Like all words, depending on where it is used, it has different meanings.  It is used with different intent in different situations.  In the vast number of uses by white people in everyday situations, it is intended to mean "person who I hate, and want to hurt as quickly as possible, and will go to the obvious physical characteristics to effect this injury".  And that's bad. 

But now let's look at fiction, also known as "pretend". In the vast, VAST number of cases, when a character uses said pejorative, it says far more about the character than the person to whom it's being said.  It's a shortcut, like (alas) putting a comic book in a person's hands implied simple-mindedness.  And it's done on purpose, expressly to make that point. In the films of Spike Lee  and Quentin Tarantino, it's used in both the negative and "colloquial" sense, and in nearly every case, it's easy to tell how it's intended by the tone, situation and characters involved.  Now some may complain that QT drops the N-bombs a bit too often, but his friends and castmembers are happy to relate that he doesn't "mean it".

It's called context.  When talking to a person, it's usually easy to tell how a statement is meant, be it as a joke, a serious comment or a wry observation on life.  It is, admittedly, far easier to misunderstand the printed word, as the visual and verbal clues we use in conversation are gone.  It's the reason we are reduced to adding acronymic codicils to our internet ramblings in the form of little smiley faces and short code phrases that if one tried to pronounce them, would sound like they are choking on a peach pit.  So one must take a moment to try to discern the intent of a writer, usually based on other examples of their writing, interviews, analyses of their work, and in many cases, the paragraphs at the end of each summary in the Cliff Notes. 

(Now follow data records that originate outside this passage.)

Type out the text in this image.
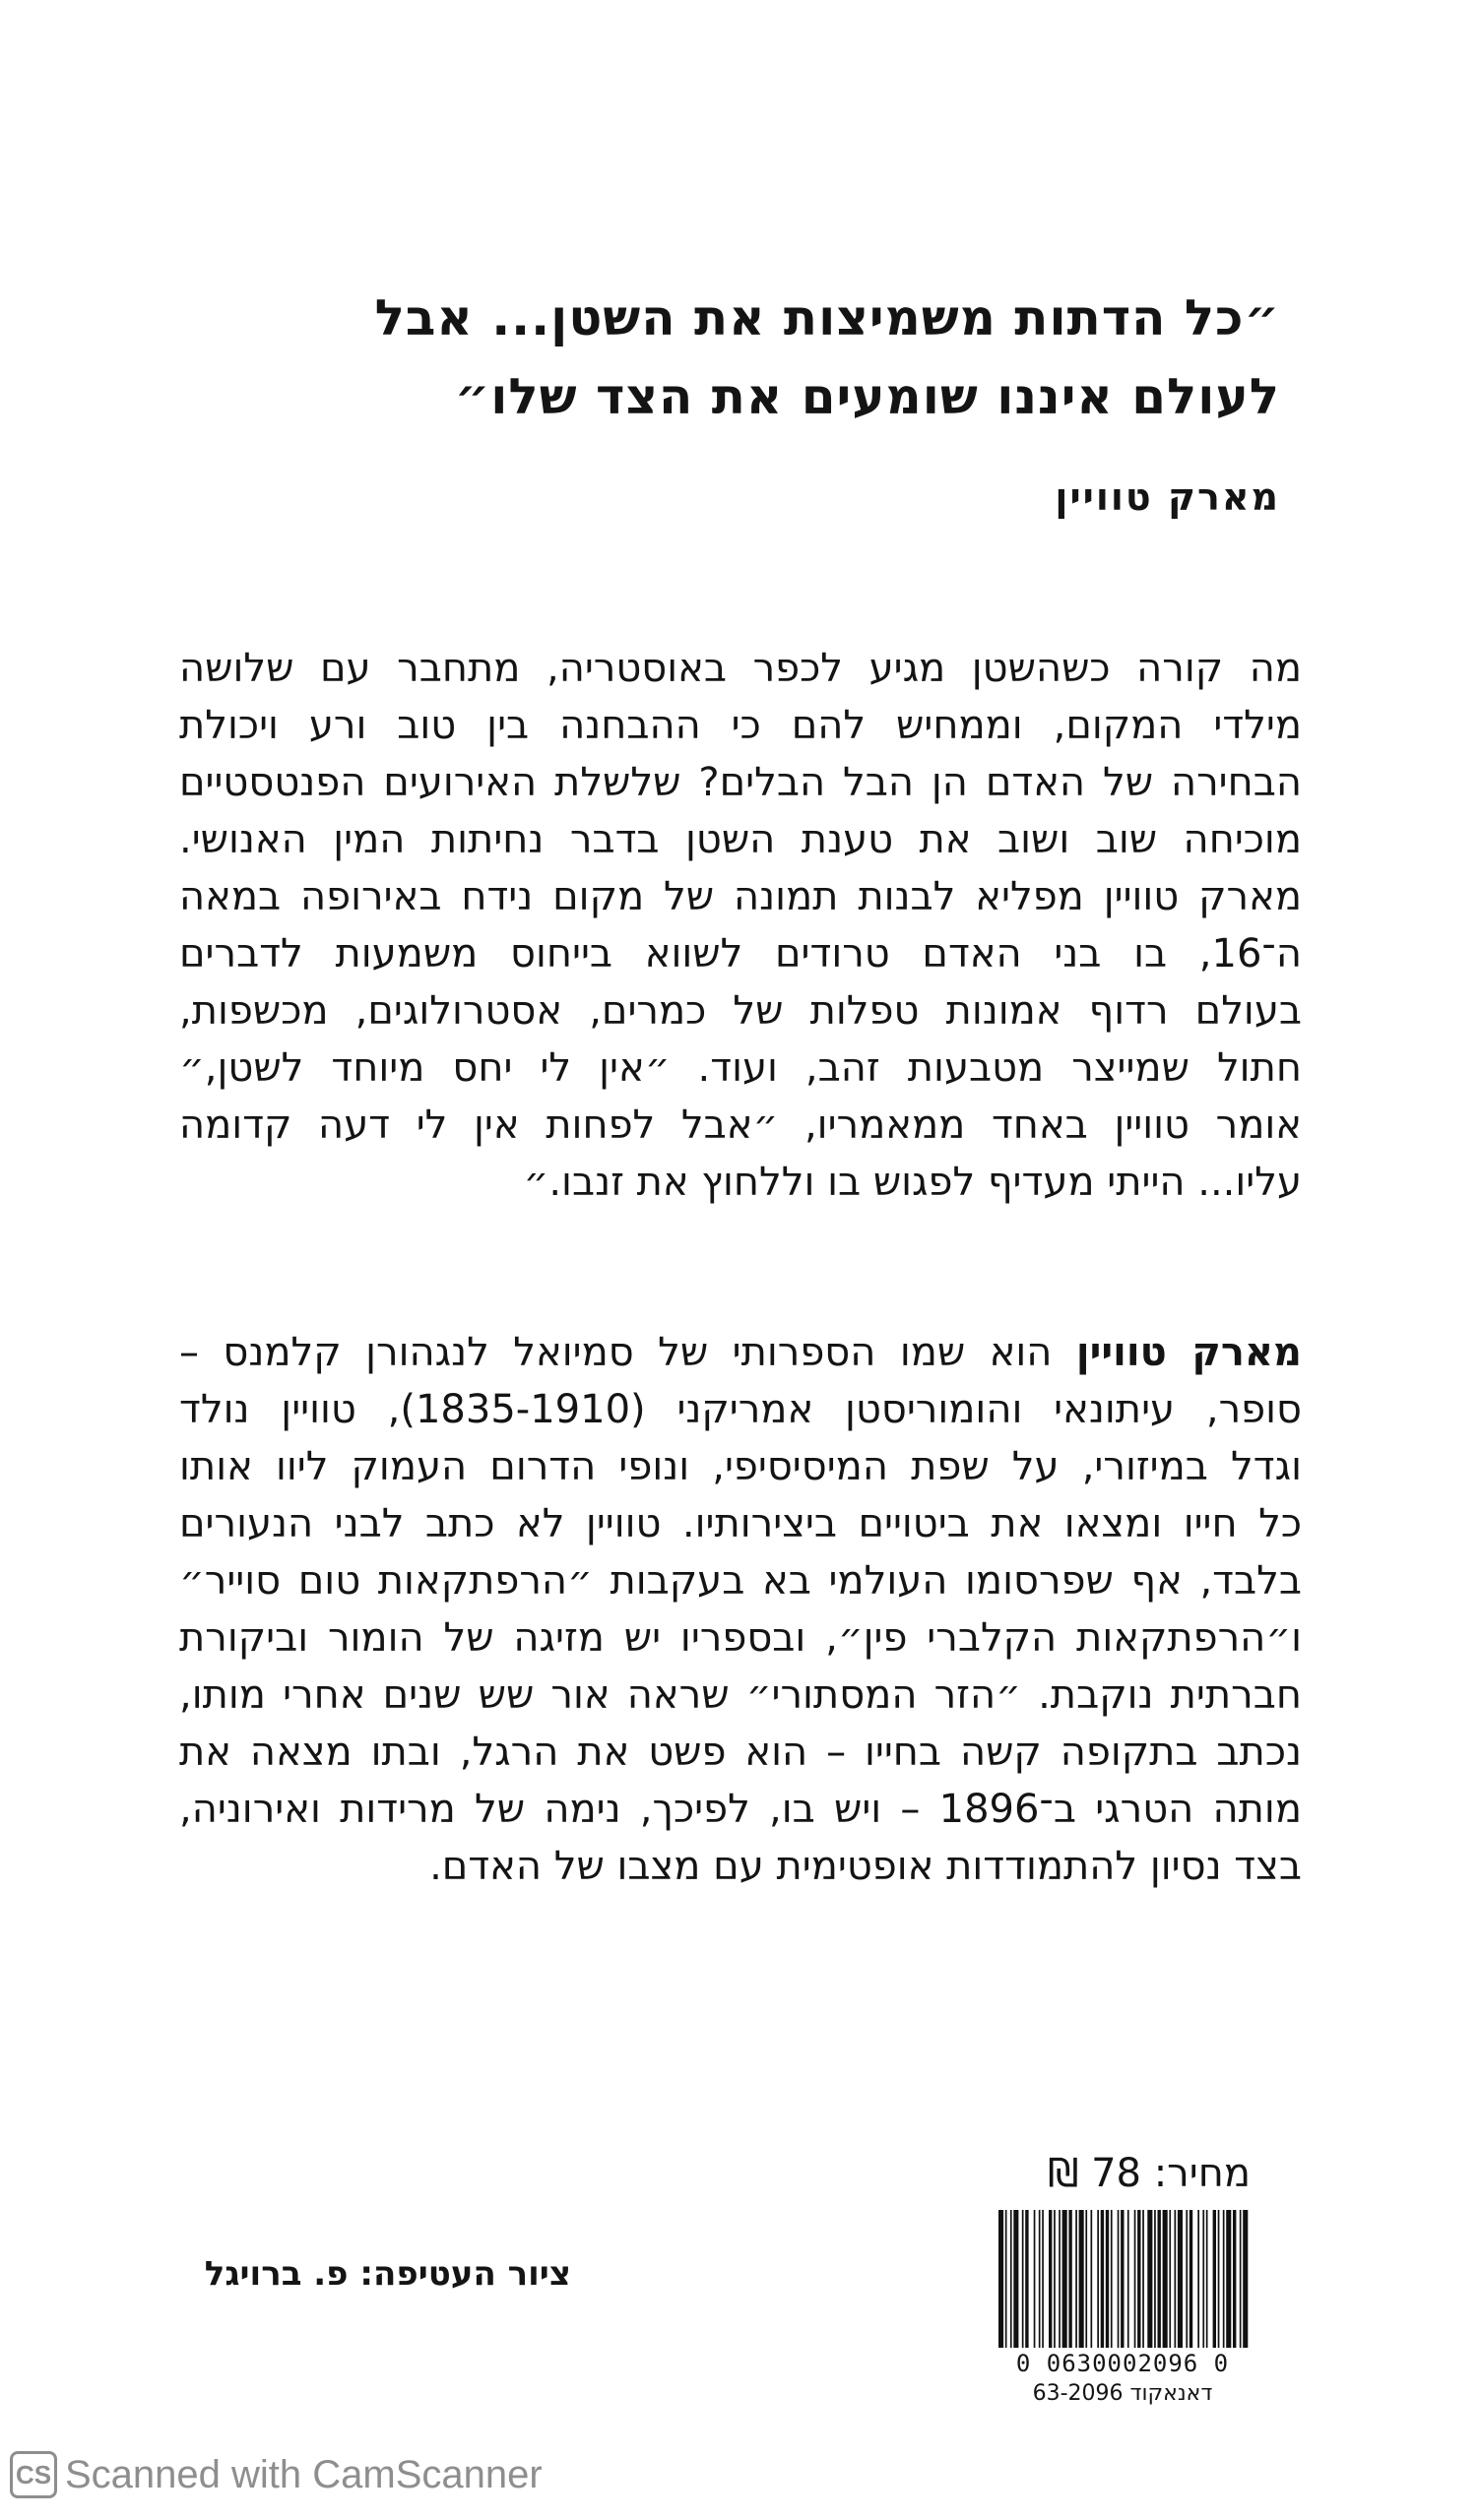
״כל הדתות משמיצות את השטן... אבל
לעולם איננו שומעים את הצד שלו״
מארק טוויין
מה קורה כשהשטן מגיע לכפר באוסטריה, מתחבר עם שלושה
מילדי המקום, וממחיש להם כי ההבחנה בין טוב ורע ויכולת
הבחירה של האדם הן הבל הבלים? שלשלת האירועים הפנטסטיים
מוכיחה שוב ושוב את טענת השטן בדבר נחיתות המין האנושי.
מארק טוויין מפליא לבנות תמונה של מקום נידח באירופה במאה
ה־16, בו בני האדם טרודים לשווא בייחוס משמעות לדברים
בעולם רדוף אמונות טפלות של כמרים, אסטרולוגים, מכשפות,
חתול שמייצר מטבעות זהב, ועוד. ״אין לי יחס מיוחד לשטן,״
אומר טוויין באחד ממאמריו, ״אבל לפחות אין לי דעה קדומה
עליו... הייתי מעדיף לפגוש בו וללחוץ את זנבו.״
מארק טוויין הוא שמו הספרותי של סמיואל לנגהורן קלמנס –
סופר, עיתונאי והומוריסטן אמריקני (1835-1910), טוויין נולד
וגדל במיזורי, על שפת המיסיסיפי, ונופי הדרום העמוק ליוו אותו
כל חייו ומצאו את ביטויים ביצירותיו. טוויין לא כתב לבני הנעורים
בלבד, אף שפרסומו העולמי בא בעקבות ״הרפתקאות טום סוייר״
ו״הרפתקאות הקלברי פין״, ובספריו יש מזיגה של הומור וביקורת
חברתית נוקבת. ״הזר המסתורי״ שראה אור שש שנים אחרי מותו,
נכתב בתקופה קשה בחייו – הוא פשט את הרגל, ובתו מצאה את
מותה הטרגי ב־1896 – ויש בו, לפיכך, נימה של מרידות ואירוניה,
בצד נסיון להתמודדות אופטימית עם מצבו של האדם.
מחיר: 78 ₪
0 0630002096 0
דאנאקוד 63-2096
ציור העטיפה: פ. ברויגל
CS Scanned with CamScanner
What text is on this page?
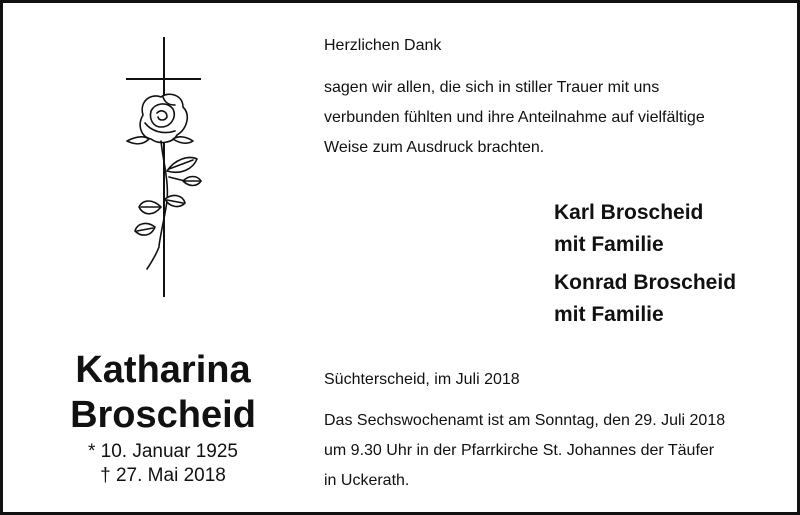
Katharina
Broscheid
* 10. Januar 1925
† 27. Mai 2018
Herzlichen Dank
sagen wir allen, die sich in stiller Trauer mit uns
verbunden fühlten und ihre Anteilnahme auf vielfältige
Weise zum Ausdruck brachten.
Karl Broscheid
mit Familie
Konrad Broscheid
mit Familie
Süchterscheid, im Juli 2018
Das Sechswochenamt ist am Sonntag, den 29. Juli 2018
um 9.30 Uhr in der Pfarrkirche St. Johannes der Täufer
in Uckerath.
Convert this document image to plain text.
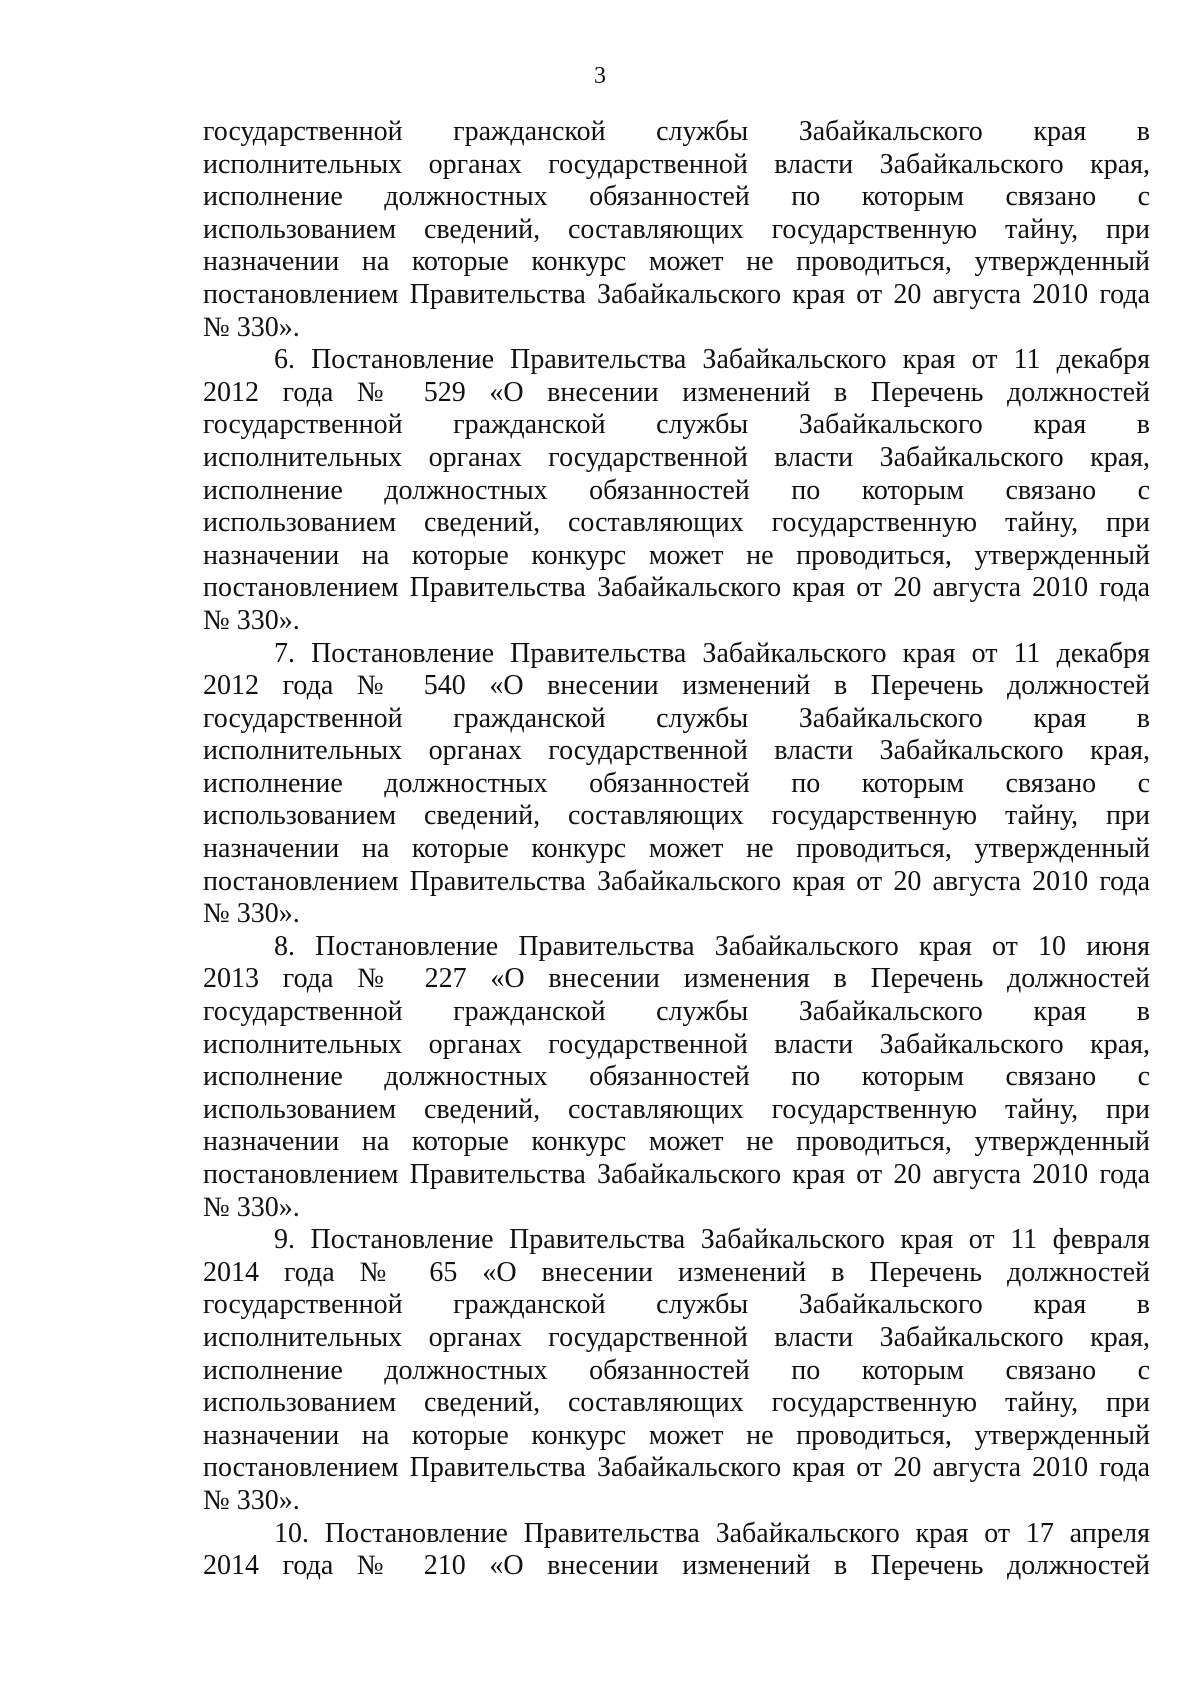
3
государственной гражданской службы Забайкальского края в
исполнительных органах государственной власти Забайкальского края,
исполнение должностных обязанностей по которым связано с
использованием сведений, составляющих государственную тайну, при
назначении на которые конкурс может не проводиться, утвержденный
постановлением Правительства Забайкальского края от 20 августа 2010 года
№ 330».
6. Постановление Правительства Забайкальского края от 11 декабря
2012 года № 529 «О внесении изменений в Перечень должностей
государственной гражданской службы Забайкальского края в
исполнительных органах государственной власти Забайкальского края,
исполнение должностных обязанностей по которым связано с
использованием сведений, составляющих государственную тайну, при
назначении на которые конкурс может не проводиться, утвержденный
постановлением Правительства Забайкальского края от 20 августа 2010 года
№ 330».
7. Постановление Правительства Забайкальского края от 11 декабря
2012 года № 540 «О внесении изменений в Перечень должностей
государственной гражданской службы Забайкальского края в
исполнительных органах государственной власти Забайкальского края,
исполнение должностных обязанностей по которым связано с
использованием сведений, составляющих государственную тайну, при
назначении на которые конкурс может не проводиться, утвержденный
постановлением Правительства Забайкальского края от 20 августа 2010 года
№ 330».
8. Постановление Правительства Забайкальского края от 10 июня
2013 года № 227 «О внесении изменения в Перечень должностей
государственной гражданской службы Забайкальского края в
исполнительных органах государственной власти Забайкальского края,
исполнение должностных обязанностей по которым связано с
использованием сведений, составляющих государственную тайну, при
назначении на которые конкурс может не проводиться, утвержденный
постановлением Правительства Забайкальского края от 20 августа 2010 года
№ 330».
9. Постановление Правительства Забайкальского края от 11 февраля
2014 года № 65 «О внесении изменений в Перечень должностей
государственной гражданской службы Забайкальского края в
исполнительных органах государственной власти Забайкальского края,
исполнение должностных обязанностей по которым связано с
использованием сведений, составляющих государственную тайну, при
назначении на которые конкурс может не проводиться, утвержденный
постановлением Правительства Забайкальского края от 20 августа 2010 года
№ 330».
10. Постановление Правительства Забайкальского края от 17 апреля
2014 года № 210 «О внесении изменений в Перечень должностей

So in the case of Huck Finn, the argument is that is an impressionable young person were to read the book in an unsupervised environment, such flagrant use of the terms may give them the mistaken impression that they are okay to use.  And that might hold water, if there was a single person under the age of forty who would willingly read Huck Finn on his own, ever.  It is now a book which is read, grudgingly, in school, where there is a teacher at the front of the room, whose job it is to tell the little kiddos what they just read is about.  It is that point that they can be told the following:

The book is over a century old.  In said antediluvian times, such words were used commonly, right or wrong.

The author users the term to throw a harsh light on the fact that people of the time saw black people, slaves or no, as sub-human, a mindset with which he disagreed.  Example, the following snippet:

Anyone hurt?
Nope. Killed a nigger tho.

Right there, the mindset is crystallized.  Black people weren't even seen as human.  And by seeing/reading it, your reaction is meant to be "That ain't right".  "Slave" Jim is the smartest person in the book.  He's the HERO of the book.  The BLACK guy is played as better, smarter and more caring than anyone else in the book.  Before it became a trope that Spike Lee named "The Magic Negro", Twain did something groundbreaking. 

And I suggest that the people planning this new edition don't get that.  Or more correctly, fear that OTHER people won't get that.  It's a common tack to take; "I'm not offended by this thing, but I'm speaking up for the others who ARE, but can't or won't speak out."

And to a degree, they're right, but only because they don't try to "get it".  With no examples that I can think of, there has never been a protest about Huck Finn or any other literary (or filmic) work  by people who have actually read or seen it.  They are almost from people who hear about said work, assume they know what they're about, and go from there. 

Context is the pot in which all the ingredients mix and form a whole.  Most people never get to the pot, because they fly off the handle.